The world of computing is full of buzzwords: AI, supercomputers, machine learning, the cloud, quantum computing and more. One word in particular is used throughout computing algorithm.

In the most general sense, an algorithm is a series of instructions telling a computer how to transform a set of facts about the world into useful information. The facts are data, and the useful information is knowledge for people, instructions for machines or input for yet another algorithm. There are many common examples of algorithms, from sorting sets of numbers to finding routes through maps to displaying information on a screen.

To get a feel for the concept of algorithms, think about getting dressed in the morning. Few people give it a second thought. But how would you write down your process or tell a 5-year-old your approach? Answering these questions in a detailed way yields an algorithm.

To a computer, input is the information needed to make decisions.

When you get dressed in the morning, what information do you need? First and foremost, you need to know what clothes are available to you in your closet. Then you might consider what the temperature is, what the weather forecast is for the day, what season it is and maybe some personal preferences.

All of this can be represented in data, which is essentially simple collections of numbers or words. For example, temperature is a number, and a weather forecast might be rainy or sunshine.

Next comes the heart of an algorithm computation. Computations involve arithmetic, decision-making and repetition.

So, how does this apply to getting dressed? You make decisions by doing some math on those input quantities. Whether you put on a jacket might depend on the temperature, and which jacket you choose might depend on the forecast. To a computer, part of our getting-dressed algorithm would look like if it is below 50 degrees and it is raining, then pick the rain jacket and a long-sleeved shirt to wear underneath it.

After picking your clothes, you then need to put them on. This is a key part of our algorithm.
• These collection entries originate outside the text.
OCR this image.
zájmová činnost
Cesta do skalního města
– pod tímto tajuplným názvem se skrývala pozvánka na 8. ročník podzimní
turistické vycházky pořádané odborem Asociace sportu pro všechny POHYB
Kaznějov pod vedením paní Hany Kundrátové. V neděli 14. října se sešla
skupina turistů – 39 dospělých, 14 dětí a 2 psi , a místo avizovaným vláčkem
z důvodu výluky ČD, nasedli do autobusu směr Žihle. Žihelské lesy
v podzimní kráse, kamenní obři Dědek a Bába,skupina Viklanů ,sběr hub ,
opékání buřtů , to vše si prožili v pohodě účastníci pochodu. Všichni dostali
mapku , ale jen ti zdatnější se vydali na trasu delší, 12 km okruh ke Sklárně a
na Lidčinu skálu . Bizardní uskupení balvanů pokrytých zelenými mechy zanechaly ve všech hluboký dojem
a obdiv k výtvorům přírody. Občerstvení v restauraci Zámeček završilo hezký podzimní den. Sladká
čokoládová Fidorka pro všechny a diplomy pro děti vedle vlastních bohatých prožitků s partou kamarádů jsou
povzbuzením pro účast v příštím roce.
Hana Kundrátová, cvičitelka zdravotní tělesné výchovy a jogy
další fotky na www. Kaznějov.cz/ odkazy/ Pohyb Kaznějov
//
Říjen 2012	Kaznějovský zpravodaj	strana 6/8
To a computer a repetition can be expressed like for each piece of clothing, put it on.

Finally, the last step of an algorithm is output expressing the answer. To a computer, output is usually more data, just like input. It allows computers to string algorithms together in complex fashions to produce more algorithms. However, output can also involve presenting information, for example putting words on a screen, producing auditory cues or some other form of communication.

So after getting dressed you step out into the world, ready for the elements and the gazes of the people around you. Maybe you even take a selfie and put it on Instagram to strut your stuff.

Sometimes its too complicated to spell out a decision-making process. A special category of algorithms, machine learning algorithms, try to learn based on a set of past decision-making examples. Machine learning is commonplace for things like recommendations, predictions and looking up information.